Ce fut le point de départ du présent rapport de la délégation aux droits des femmes. En effet, la délégation a constaté qu'aucune des 181 mesures de l'Agenda rural du Gouvernement, adopté à l'automne 2019, et qui constitue aujourd'hui le socle de la politique gouvernementale en faveur des territoires ruraux dans toute leur diversité, ne mentionne l'égalité femmes-hommes ni aucune problématique spécifique aux femmes.
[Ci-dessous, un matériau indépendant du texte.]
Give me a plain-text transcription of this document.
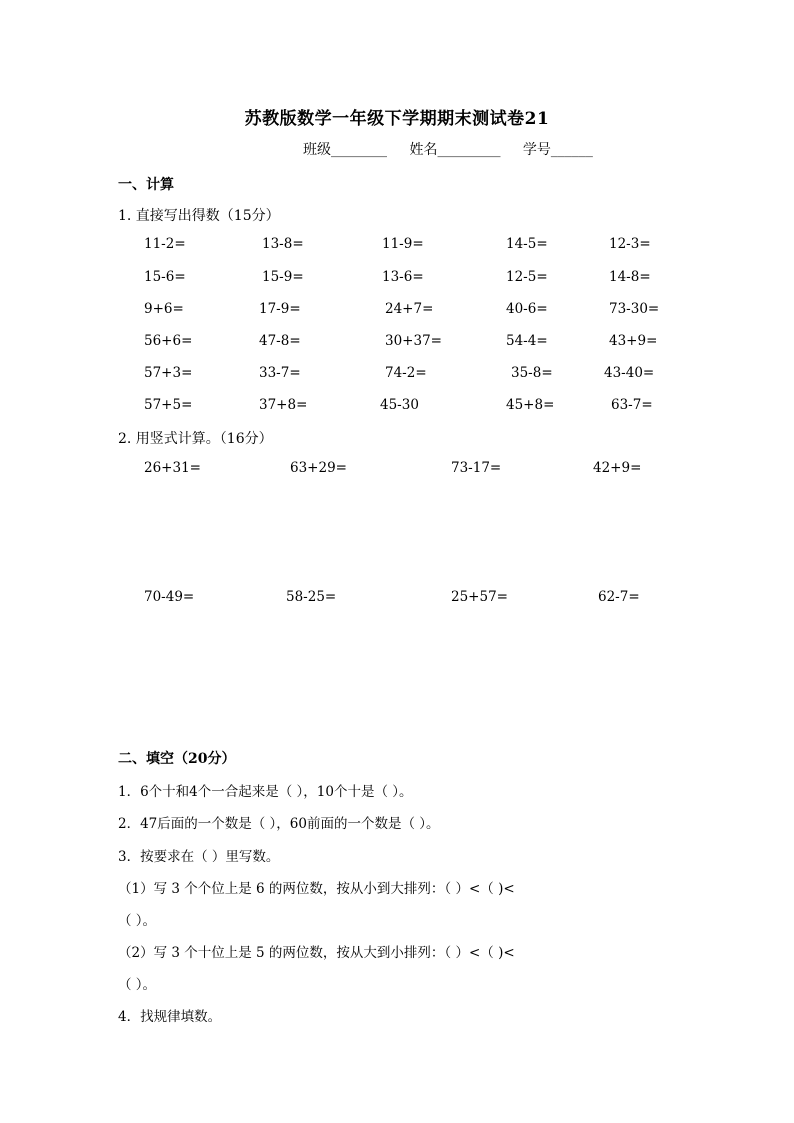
苏教版数学一年级下学期期末测试卷21
班级________ 姓名_________ 学号______
一、计算
1. 直接写出得数（15分）
11-2=	13-8=	11-9=	14-5=	12-3=
15-6=	15-9=	13-6=	12-5=	14-8=
9+6=	17-9=	24+7=	40-6=	73-30=
56+6=	47-8=	30+37=	54-4=	43+9=
57+3=	33-7=	74-2=	35-8=	43-40=
57+5=	37+8=	45-30	45+8=	63-7=
2. 用竖式计算。（16分）
26+31=	63+29=	73-17=	42+9=
70-49=	58-25=	25+57=	62-7=
二、填空（20分）
1．6个十和4个一合起来是（ ），10个十是（ ）。
2．47后面的一个数是（ ），60前面的一个数是（ ）。
3．按要求在（ ）里写数。
（1）写 3 个个位上是 6 的两位数，按从小到大排列：（ ）<（ )<
（ ）。
（2）写 3 个十位上是 5 的两位数，按从大到小排列：（ ）<（ )<
（ ）。
4．找规律填数。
L'égalité femmes-hommes serait-elle un impensé de l'action publique en faveur des territoires ruraux ?
M. Joël Giraud, secrétaire d'État auprès de la ministre de la cohésion des territoires et des relations avec les collectivités territoriales, chargé de la ruralité, a lui-même confirmé devant la délégation, lors de son audition le 5 mai 2021 aux côtés d'Élisabeth Moreno, ministre déléguée chargée de l'égalité entre les femmes et les hommes, ce constat sans appel : « lorsque j'ai regardé les 181 mesures adoptées à l'automne 2019, j'ai été surpris de constater que deux sujets étaient totalement absents : l'égalité hommes-femmes et les problématiques LGBT en zone rurale » . Il a ajouté : « je ne comprends pas pourquoi ces sujets n'ont jamais émergé alors qu'énormément d'élus nationaux, et notamment d'élues nationales, figuraient parmi les partenaires de l'Agenda rural. Cela reste pour moi un mystère. Il convient aujourd'hui de transformer les conditions de l'Agenda rural pour qu'il devienne un instrument de non-discrimination en ce qui concerne l'égalité hommes-femmes et les droits LGBT . »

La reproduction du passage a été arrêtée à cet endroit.